Quixote has 156 chapters, I did not illustrate them all, they did not give me time but every six or seven chapters, I made an illustration on a full page and several small illustrations of characters that recurred in the book.

That was how the destiny wanted I illustrate the Quixote. After the press thought that I was the first Cuban who had illustrated the Don Quixote. But all this was thanks to Villita’s proposal.

Many critics say that my version of Quixote is tropicalized, there are even some who say that it is my alter ego, but in reality I was satisfied with the design of the book, the line and the drawing althougth I would like to do more illustrations, but there was a delivery date.

The stage of magical realism

Everybody interprets the book as he likes, I did not tropicalize it on purpose, I just got this idea this way. This has much to do with my stage of magical realism, my experiences, the historical and geographical context has emerged. About the sensitivity of the genre, I expressed my motivations, my ideas.

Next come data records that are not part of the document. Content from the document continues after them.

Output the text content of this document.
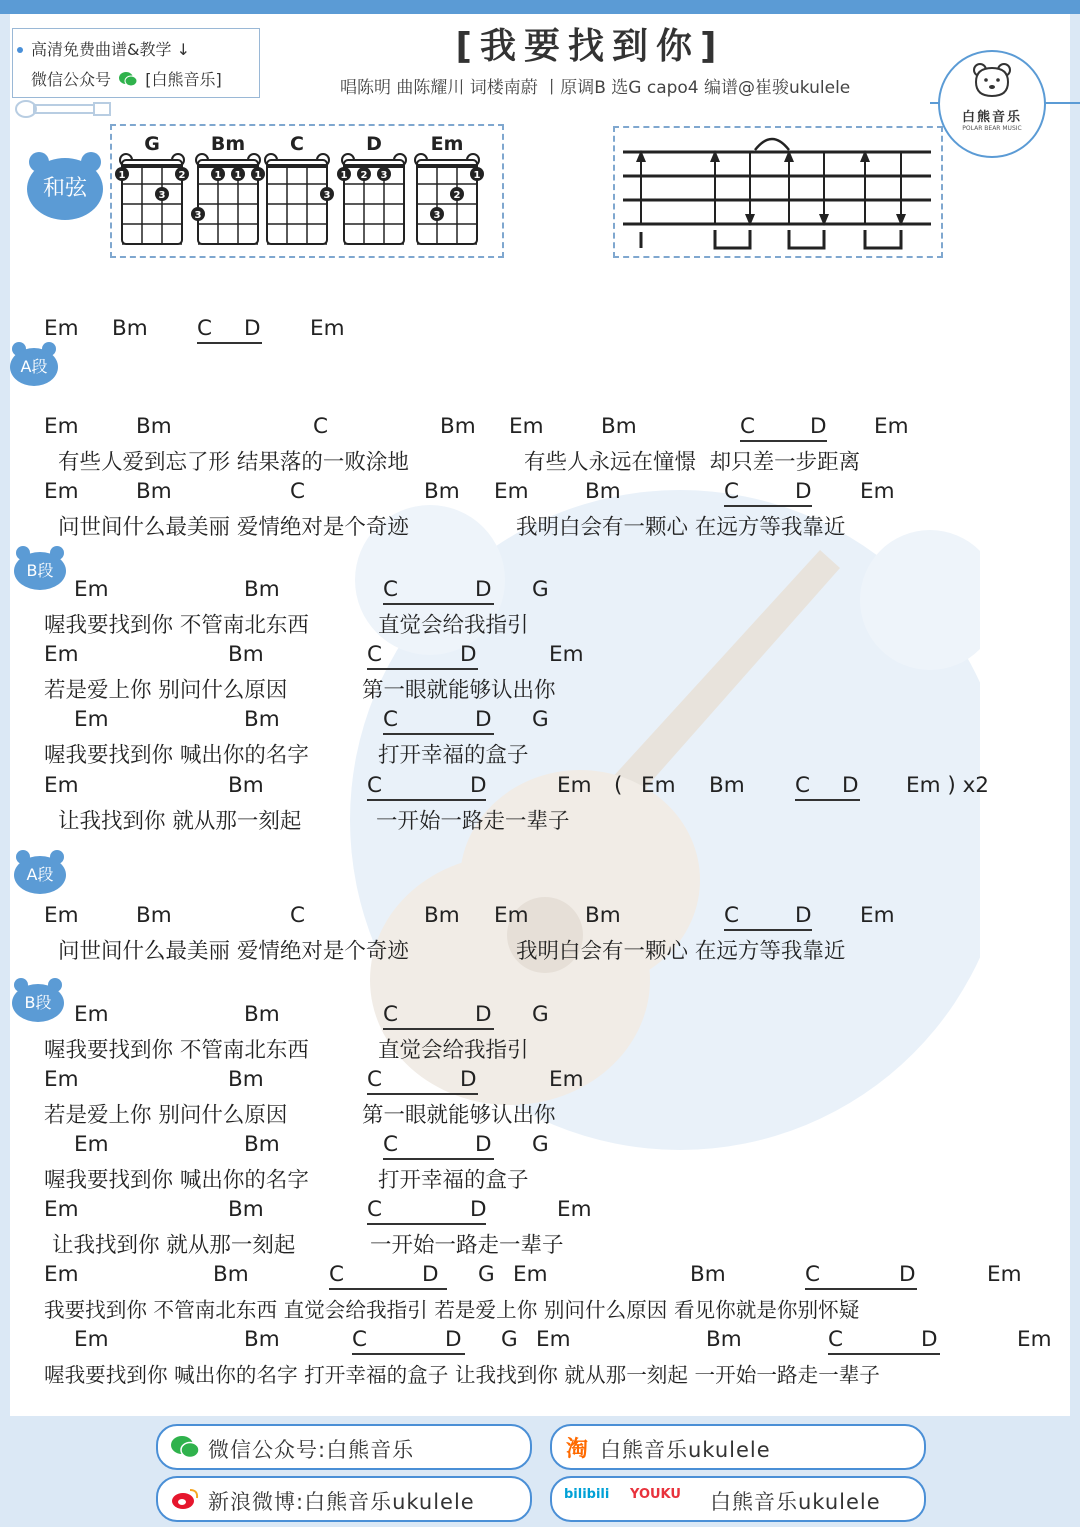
高清免费曲谱&教学 ↓
微信公众号 [白熊音乐]
[我要找到你]
唱陈明 曲陈耀川 词楼南蔚 丨原调B 选G capo4 编谱@崔骏ukulele
白熊音乐
POLAR BEAR MUSIC
和弦
G
1	2
3
Bm
1 1 1
3
C
3
D
1 2 3
Em
1
2
3
A段
B段
A段
B段
有些人爱到忘了形 结果落的一败涂地	有些人永远在憧憬  却只差一步距离
问世间什么最美丽 爱情绝对是个奇迹	我明白会有一颗心 在远方等我靠近
喔我要找到你 不管南北东西	直觉会给我指引
若是爱上你 别问什么原因	第一眼就能够认出你
喔我要找到你 喊出你的名字	打开幸福的盒子
让我找到你 就从那一刻起	一开始一路走一辈子
问世间什么最美丽 爱情绝对是个奇迹	我明白会有一颗心 在远方等我靠近
喔我要找到你 不管南北东西	直觉会给我指引
若是爱上你 别问什么原因	第一眼就能够认出你
喔我要找到你 喊出你的名字	打开幸福的盒子
让我找到你 就从那一刻起	一开始一路走一辈子
我要找到你 不管南北东西 直觉会给我指引 若是爱上你 别问什么原因 看见你就是你别怀疑
喔我要找到你 喊出你的名字 打开幸福的盒子 让我找到你 就从那一刻起 一开始一路走一辈子
Em Bm C D Em
Em	Bm	C	Bm Em	Bm	C	D Em
Em	Bm	C	Bm Em	Bm	C	D Em
Em	Bm	C	D G
Em	Bm	C	D	Em
Em	Bm	C	D G
Em	Bm	C	D	Em ( Em Bm C D Em ) x2
Em	Bm	C	Bm Em	Bm	C	D Em
Em	Bm	C	D G
Em	Bm	C	D	Em
Em	Bm	C	D G
Em	Bm	C	D	Em
Em	Bm	C	D G Em	Bm	C	D	Em
Em	Bm	C	D G Em	Bm	C	D	Em
微信公众号:白熊音乐	淘 白熊音乐ukulele
新浪微博:白熊音乐ukulele	bilibili YOUKU 白熊音乐ukulele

Then, came my second period of the erotic – organic – and now I am experiencing a stage inspired by African and indigenist roots.

I do not know if it is my alter ego or not. It was merely my style at that time.

After the illustrations, during the years, they introduced me as “the one who illustrated the Quixote” and not as the painter Juan Moreira. For me, it was a pride that they introduce me like that because it is a major work of universal literature, but my work is much more extensive.

If today they asked me to do it again, I think that I would not do it the same way. Now, I am experiencing the color and the drawing of the erotic stage and I continue to develop Africanist roots, thus that would be a Don Quixote totally different.”

But and again, we are sure, tropical or africanized Moreira’s Quixote could not part with the context of the vast Caribbean around us.